Die Erntebedingungen seien an diesem herrlichen Frühsommertag ideal. «Die ganzen Dolden mit vollständig geöffneten Blüten werden nach einigen Tagen bei trockenem und sonnigen Wetter geerntet – aber nie, wenn sie nass sind. Denn der Regen wäscht den wertvollen Blütenstaub ab, den es für die Herstellung eines guten Produktes braucht», erklärt der 53-jährige Häggenschwiler.
Felix und Gaby Helfenberger aus Häggenschwil sowie Stefan und Monika Frieden aus Helmishub bei Muolen führen seit elf Jahren zusammen eine Betriebsgemeinschaft – mit einer Betriebsfläche von insgesamt etwa 45 Hektaren. Nebst den 2000 Bio-Holunderbäumchen gehören auch rund 60 Milchkühe sowie Hochstammbäume mit Mostobst dazu. Die Holunderplantage in Häggenschwil ist 3,5 Hektaren gross – und gilt schweizweit als die grösste.
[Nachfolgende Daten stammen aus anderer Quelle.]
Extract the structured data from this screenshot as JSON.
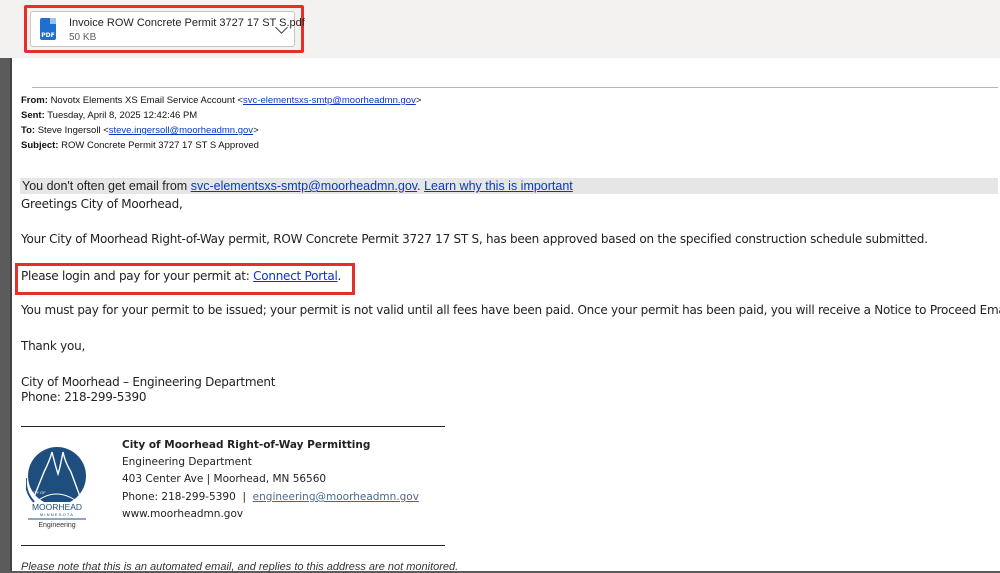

Natürlicher Rohstoff für Drinks
«Vor 17 Jahren haben wir hier die ersten Holunderbäumchen gepflanzt. Damals hätten wir eine Tafelobstanlage von einer Hektare erneuern müssen, denn die Bäume waren überaltert. So haben wir nach einer Alternative gesucht», erklärt Felix Helfenberger die Beweggründe für den Holunderanbau. Zudem habe er über die Obstbaufachstelle in Flawil erfahren, dass Christof Schenk, der die Firma Holderhof Produkte AG in Niederwil im Jahre 2000 gegründet hat, auf der Suche nach Holunderproduzenten sei. Die Holunderblüten sind natürlicher Rohstoff für Drinks – unter anderem den Hugo sowie erfrischende Limonaden und Sirup. Holderhof-Getränke stehen in den Regalen von Coop und Migros sowie Aldi, Lidl und Globus.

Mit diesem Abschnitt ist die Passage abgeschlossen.